Almeida esteve sempre bem posicionado na ascensão até que, a pouco mais de três quilómetros da meta, os favoritos começaram-se a mexer. Carapaz atacou e teve resposta firme do português.
Inicialmente, era legítimo pensar que, com o grupo principal ainda com vários corredores, João Almeida estava a trabalhar para o seu companheiro Juan Ayuso, a jovem promessa espanhola de 19 anos: ainda faltavam três quilómetros de subida, que culminariam acima da barreira dos dois mil metros de altitude, e ali estava Almeida, desgastando-se.
Mas, se a ideia nesta relação entre Almeida e Ayuso — que dá azo a comparações mais ou menos óbvias com a realidade política espanhola — era que o português trabalhasse para o espanhol, a verdade da estrada rapidamente dissipou dúvidas. João cerrou os dentes e, de forma decidida, foi dinamitando o grupo, deixando quase todos os favoritos para trás. Ben O'Connor, o australiano que era o líder da Volta, foi uma das vítimas.
Praticamente sem tirar os pés do acelerador nos quilómetros finais, Almeida foi escalando com a coragem dos grandes campeões.
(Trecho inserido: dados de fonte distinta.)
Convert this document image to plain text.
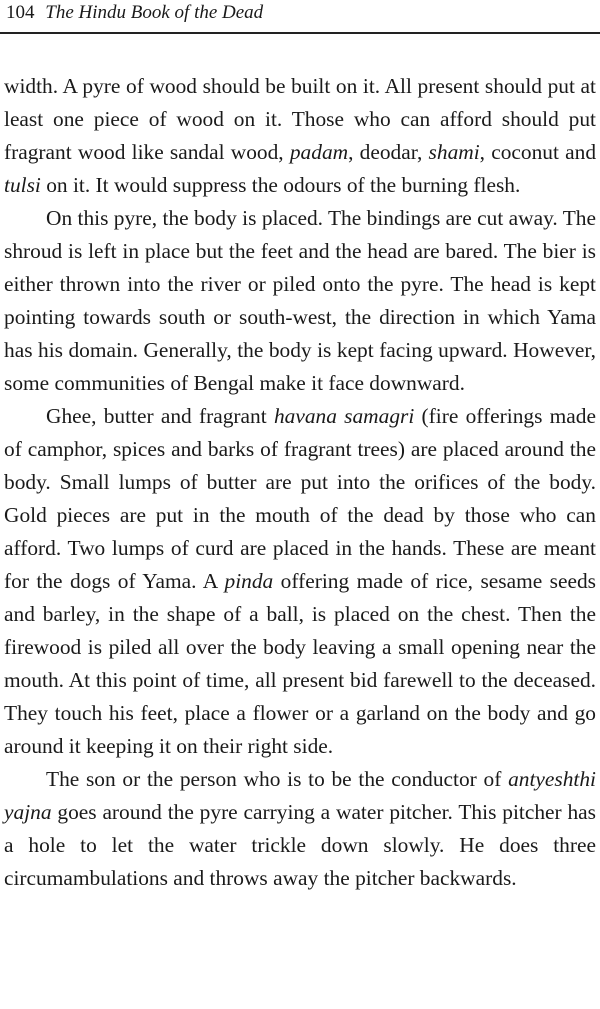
104 The Hindu Book of the Dead

width. A pyre of wood should be built on it. All present should put at least one piece of wood on it. Those who can afford should put fragrant wood like sandal wood, padam, deodar, shami, coconut and tulsi on it. It would suppress the odours of the burning flesh.

On this pyre, the body is placed. The bindings are cut away. The shroud is left in place but the feet and the head are bared. The bier is either thrown into the river or piled onto the pyre. The head is kept pointing towards south or south-west, the direction in which Yama has his domain. Generally, the body is kept facing upward. However, some communities of Bengal make it face downward.

Ghee, butter and fragrant havana samagri (fire offerings made of camphor, spices and barks of fragrant trees) are placed around the body. Small lumps of butter are put into the orifices of the body. Gold pieces are put in the mouth of the dead by those who can afford. Two lumps of curd are placed in the hands. These are meant for the dogs of Yama. A pinda offering made of rice, sesame seeds and barley, in the shape of a ball, is placed on the chest. Then the firewood is piled all over the body leaving a small opening near the mouth. At this point of time, all present bid farewell to the deceased. They touch his feet, place a flower or a garland on the body and go around it keeping it on their right side.

The son or the person who is to be the conductor of antyeshthi yajna goes around the pyre carrying a water pitcher. This pitcher has a hole to let the water trickle down slowly. He does three circumambulations and throws away the pitcher backwards.
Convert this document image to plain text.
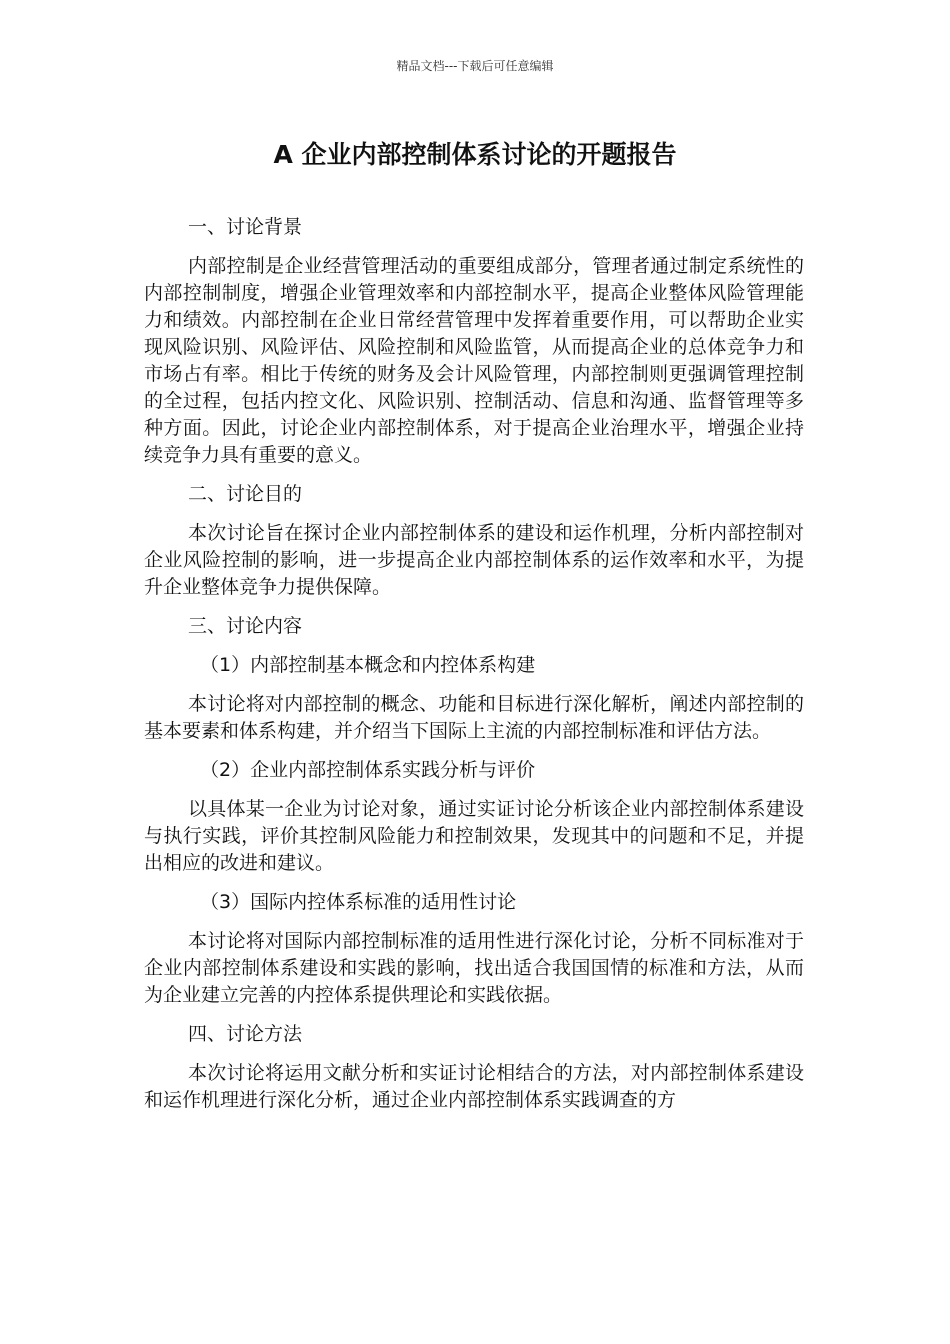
精品文档---下载后可任意编辑
A 企业内部控制体系讨论的开题报告

一、讨论背景

内部控制是企业经营管理活动的重要组成部分，管理者通过制定系统性的内部控制制度，增强企业管理效率和内部控制水平，提高企业整体风险管理能力和绩效。内部控制在企业日常经营管理中发挥着重要作用，可以帮助企业实现风险识别、风险评估、风险控制和风险监管，从而提高企业的总体竞争力和市场占有率。相比于传统的财务及会计风险管理，内部控制则更强调管理控制的全过程，包括内控文化、风险识别、控制活动、信息和沟通、监督管理等多种方面。因此，讨论企业内部控制体系，对于提高企业治理水平，增强企业持续竞争力具有重要的意义。

二、讨论目的

本次讨论旨在探讨企业内部控制体系的建设和运作机理，分析内部控制对企业风险控制的影响，进一步提高企业内部控制体系的运作效率和水平，为提升企业整体竞争力提供保障。

三、讨论内容

（1）内部控制基本概念和内控体系构建

本讨论将对内部控制的概念、功能和目标进行深化解析，阐述内部控制的基本要素和体系构建，并介绍当下国际上主流的内部控制标准和评估方法。

（2）企业内部控制体系实践分析与评价

以具体某一企业为讨论对象，通过实证讨论分析该企业内部控制体系建设与执行实践，评价其控制风险能力和控制效果，发现其中的问题和不足，并提出相应的改进和建议。

（3）国际内控体系标准的适用性讨论

本讨论将对国际内部控制标准的适用性进行深化讨论，分析不同标准对于企业内部控制体系建设和实践的影响，找出适合我国国情的标准和方法，从而为企业建立完善的内控体系提供理论和实践依据。

四、讨论方法

本次讨论将运用文献分析和实证讨论相结合的方法，对内部控制体系建设和运作机理进行深化分析，通过企业内部控制体系实践调查的方
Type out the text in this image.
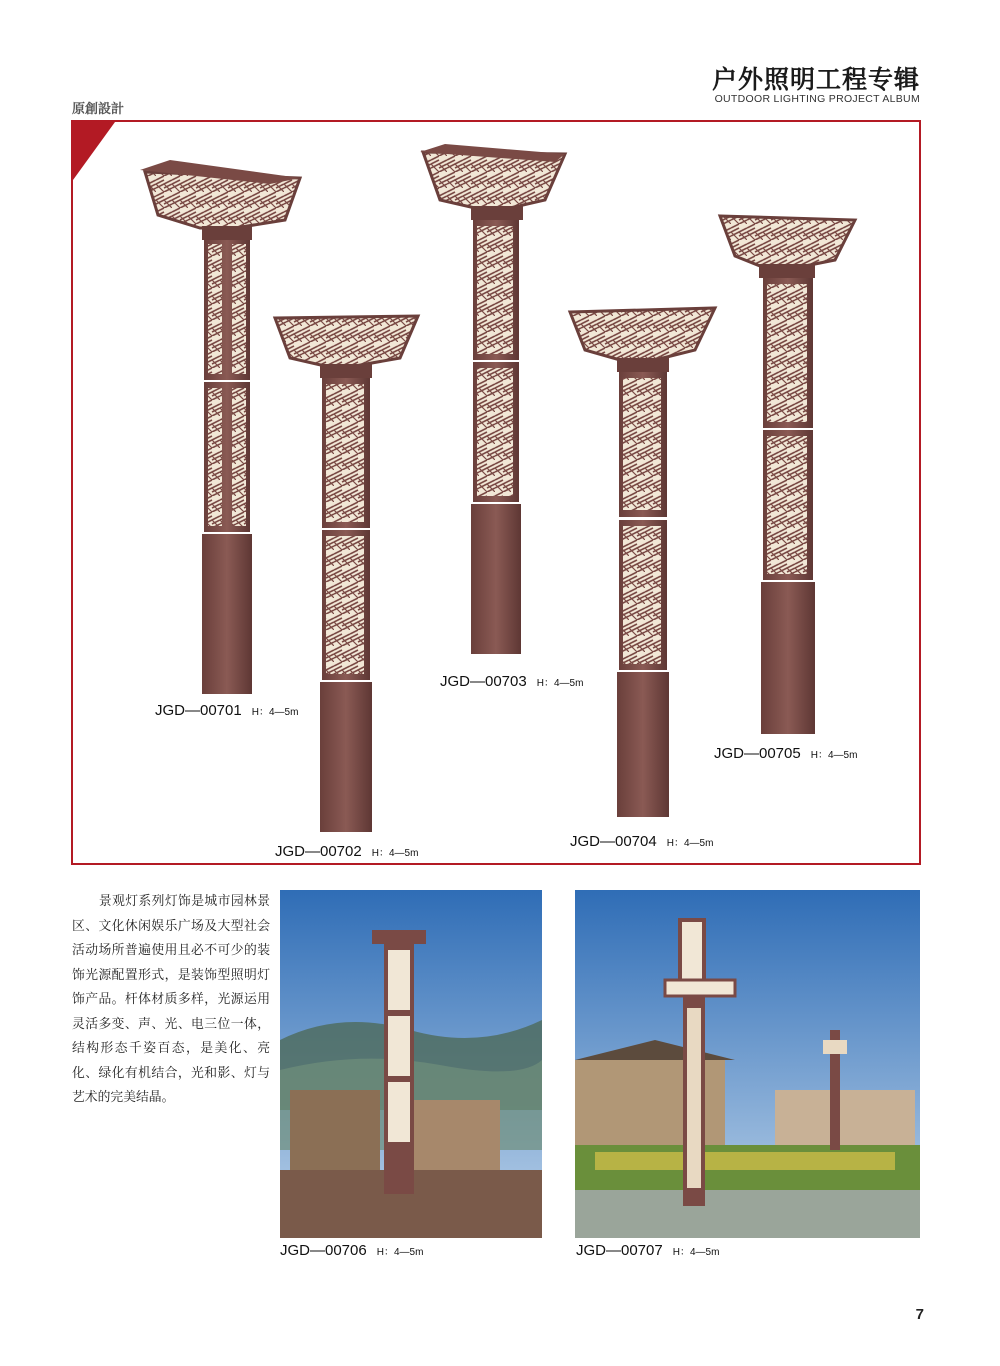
户外照明工程专辑
OUTDOOR LIGHTING PROJECT ALBUM
原創設計
JGD—00701 H：4—5m
JGD—00702 H：4—5m
JGD—00703 H：4—5m
JGD—00704 H：4—5m
JGD—00705 H：4—5m
景观灯系列灯饰是城市园林景区、文化休闲娱乐广场及大型社会活动场所普遍使用且必不可少的装饰光源配置形式，是装饰型照明灯饰产品。杆体材质多样，光源运用灵活多变、声、光、电三位一体，结构形态千姿百态，是美化、亮化、绿化有机结合，光和影、灯与艺术的完美结晶。
JGD—00706 H：4—5m	JGD—00707 H：4—5m
7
Subindo por entre a neve que ladeava a estrada, só dois colombianos se mantiveram na roda do português.
À entrada para as últimas centenas de metros, poder-se-ia pensar que João adotaria uma postura mais calculista, esperando que Higuita ou Quintana lançassem o sprint. Mas não. Almeida levava um fogo interior que não o permitia esperar. Avançou primeiro, ainda viu Quintana ganhar-lhe uma ligeira vantagem, mas, na reta definitiva, usou a sua conhecida ponta final para se impor sem margem para dúvidas.
Na edição do ano passado chegou a ser líder da corrida e terminou em sétimo. Agora, João parece capaz de mais. Cerrando os dentes, agarrando bem as mãos nuas ao guiador e sem guardar esforços, João Almeida continua a subir, levando por arrasto o ciclismo português, tão pouco habituado a estas glórias pelas montanhas do mundo.